There's a boom in baby boomers turning 65, as an estimated 8,000 to 10,000 pass that milestone every day in a flood that is projected to continue for the next two decades. And that makes for a bull market in products and services geared to the elderly, including a constellation of long-term housing, medical care and social services.

But paying for those services is increasingly complicated. Medicaid is the largest funder of long-term care, picking up the cost for those with savings under $3,000. It used to be easy for the elderly to give their money to family members and qualify for coverage, but Medicaid now looks back over the previous five years of asset history when determining eligibility. To encourage consumers to cover a part of the cost by purchasing long-term care (LTC) insurance, several states, including Minnesota, set up "partnership" programs that shelter assets up to the level of insurance coverage.

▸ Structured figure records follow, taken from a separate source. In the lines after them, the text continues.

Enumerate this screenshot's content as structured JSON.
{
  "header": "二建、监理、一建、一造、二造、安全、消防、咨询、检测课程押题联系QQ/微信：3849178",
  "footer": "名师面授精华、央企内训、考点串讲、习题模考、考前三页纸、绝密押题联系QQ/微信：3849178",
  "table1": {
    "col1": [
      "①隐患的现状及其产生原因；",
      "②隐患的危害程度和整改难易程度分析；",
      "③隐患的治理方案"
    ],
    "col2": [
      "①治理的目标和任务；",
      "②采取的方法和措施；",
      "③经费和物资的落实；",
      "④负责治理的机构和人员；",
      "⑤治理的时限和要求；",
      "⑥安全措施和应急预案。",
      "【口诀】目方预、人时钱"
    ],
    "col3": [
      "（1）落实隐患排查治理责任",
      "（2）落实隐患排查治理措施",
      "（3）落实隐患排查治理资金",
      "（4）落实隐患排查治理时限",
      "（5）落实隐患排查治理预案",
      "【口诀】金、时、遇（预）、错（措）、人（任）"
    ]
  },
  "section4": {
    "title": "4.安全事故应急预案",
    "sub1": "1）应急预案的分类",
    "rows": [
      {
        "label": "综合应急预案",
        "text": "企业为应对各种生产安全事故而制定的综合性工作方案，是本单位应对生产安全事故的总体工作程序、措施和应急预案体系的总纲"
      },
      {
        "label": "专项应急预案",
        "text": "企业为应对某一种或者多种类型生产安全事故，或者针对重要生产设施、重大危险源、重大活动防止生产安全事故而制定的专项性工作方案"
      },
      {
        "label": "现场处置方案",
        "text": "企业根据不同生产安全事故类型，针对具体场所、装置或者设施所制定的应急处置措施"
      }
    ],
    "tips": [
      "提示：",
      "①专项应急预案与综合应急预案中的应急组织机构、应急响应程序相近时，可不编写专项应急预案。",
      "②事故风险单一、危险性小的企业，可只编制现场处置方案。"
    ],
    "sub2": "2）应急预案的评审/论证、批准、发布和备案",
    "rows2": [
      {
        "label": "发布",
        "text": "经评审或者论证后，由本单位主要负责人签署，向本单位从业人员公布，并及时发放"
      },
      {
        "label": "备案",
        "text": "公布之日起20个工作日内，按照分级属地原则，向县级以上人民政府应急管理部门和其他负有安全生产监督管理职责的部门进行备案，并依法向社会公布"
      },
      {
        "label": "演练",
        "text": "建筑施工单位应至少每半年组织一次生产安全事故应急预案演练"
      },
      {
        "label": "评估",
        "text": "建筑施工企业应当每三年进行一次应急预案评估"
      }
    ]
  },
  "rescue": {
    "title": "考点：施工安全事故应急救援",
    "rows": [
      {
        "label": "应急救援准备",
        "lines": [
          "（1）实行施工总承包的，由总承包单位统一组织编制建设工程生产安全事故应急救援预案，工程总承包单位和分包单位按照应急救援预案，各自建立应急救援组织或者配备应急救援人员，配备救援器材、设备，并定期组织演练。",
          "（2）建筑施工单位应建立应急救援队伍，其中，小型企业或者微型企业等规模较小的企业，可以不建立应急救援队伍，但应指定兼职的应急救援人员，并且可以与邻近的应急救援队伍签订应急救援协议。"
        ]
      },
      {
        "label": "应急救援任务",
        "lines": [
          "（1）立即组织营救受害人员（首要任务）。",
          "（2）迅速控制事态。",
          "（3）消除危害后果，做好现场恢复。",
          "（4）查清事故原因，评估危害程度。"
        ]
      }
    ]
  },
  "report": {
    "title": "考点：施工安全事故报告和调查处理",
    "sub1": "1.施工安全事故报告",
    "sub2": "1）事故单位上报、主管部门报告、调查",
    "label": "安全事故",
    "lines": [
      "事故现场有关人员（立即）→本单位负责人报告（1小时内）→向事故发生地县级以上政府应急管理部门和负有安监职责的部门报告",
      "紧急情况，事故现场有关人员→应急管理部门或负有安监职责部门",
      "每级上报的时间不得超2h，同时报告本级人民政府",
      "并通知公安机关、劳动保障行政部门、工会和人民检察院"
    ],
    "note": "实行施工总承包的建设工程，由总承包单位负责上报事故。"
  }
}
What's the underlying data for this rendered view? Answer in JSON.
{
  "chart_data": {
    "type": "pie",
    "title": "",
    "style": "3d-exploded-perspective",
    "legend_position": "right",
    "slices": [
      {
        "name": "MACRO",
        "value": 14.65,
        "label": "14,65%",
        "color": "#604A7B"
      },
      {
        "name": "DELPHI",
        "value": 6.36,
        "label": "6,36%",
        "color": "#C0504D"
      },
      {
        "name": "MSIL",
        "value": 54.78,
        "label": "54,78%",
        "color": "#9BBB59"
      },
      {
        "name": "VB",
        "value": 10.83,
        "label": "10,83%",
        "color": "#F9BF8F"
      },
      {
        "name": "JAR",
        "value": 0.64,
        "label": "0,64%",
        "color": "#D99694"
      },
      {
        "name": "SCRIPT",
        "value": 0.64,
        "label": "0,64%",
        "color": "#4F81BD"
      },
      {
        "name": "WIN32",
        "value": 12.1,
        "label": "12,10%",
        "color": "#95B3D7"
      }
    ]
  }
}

But LTC insurance is an industry in turmoil.

Over the past decade sales of new stand-alone policies have fallen 75 percent, and 90 percent of companies that were selling LTC insurance have exited the market, according to a recent report on Forbes.com.

The largest player in the industry, Genworth Financial, is under pressure from its shareholders. It absorbed more than $1 billion in charges in 2014 for increased reserves and write-downs primarily for its legacy LTC business and just this past quarter reported LTC revenue fell 50 percent to $10 million.

So when Thrivent Financial recently announced it was acquiring Richfield-based Newman Long Term Care, it seemed out of character for the normally conservative nonprofit financial services company. Founder Beth Newman started her LTC insurance business 25 years ago, and today it is among the Upper Midwest's top brokers, working with individual clients through more than 5,000 financial advisers.

A primary driver of the acquisition, according to Knut Olson, Thrivent senior vice president in charge of sales, was to bring LTC expertise in-house. "Everybody in the Upper Midwest needs access to good advice on long-term care," he explained. Over the past two years Thrivent enlarged its market beyond its historic Lutheran base to include all Christian denominations and began working with Newman to distribute its own long LTC insurance product.

Olson said Thrivent will take a "hands off" approach to its acquisition, expected to close for an undisclosed sum later this summer. Newman will continue to offer competing LTC insurance products in addition to Thrivent's own policies.

Though Thrivent's larger size will provide scale and capital, Olson cautioned that he is "not looking to grow [LTC insurance policies] by leaps and bounds" but rather "to meet members' needs." LTC insurance represents less than 10 percent of Thrivent's overall business mix and is expected to remain in single digits into the future, he added.

The industry's troubles have multiple sources. The current historic low interest rate environment has hammered returns for insurance companies dependent on fixed income investments. In addition, LTC insurance only got a foothold in the insurance market in the 1980s and so is a relatively new product. Some early policies were mispriced, Newman explained. Insurers overestimated how many consumers would let their policies lapse and as a result were left with larger potential liabilities than they'd anticipated. Health care cost inflation and increasing longevity added to insurers' woes.

When re-pricing policies to correct for past miscalculations, insurers continued to offer high-end coverage including extended nursing home care and 5 percent inflation protection. As a result, consumers experienced "sticker shock" and backed away from the market, Newman said. But the experience of actual Genworth policyholders showed that they often chose less expensive assisted living or home care over nursing homes, Newman said. As a result, consumers were only using about two-thirds of the benefit level they had purchased.

(Gov. Mark Dayton recently signed legislation lowering the required inflation protection coverage from 3 percent to 1 percent as a way to bring down costs.)

The solution, Newman believes, is offering consumers policies with more modest benefits that they can afford and covering the risk that is most likely to occur.

Government statistics back up Newman's argument. The 3.6 million Medicaid recipients receiving long-term care benefits through home health agencies in 2012 was double the number of recipients in nursing homes.

Despite the current industry woes, Newman says she remains "committed to solving this for Middle America. … People need solutions to manage the financial risks," she added. "It's a discussion that has to happen."

Brad Allen is a freelance journalist.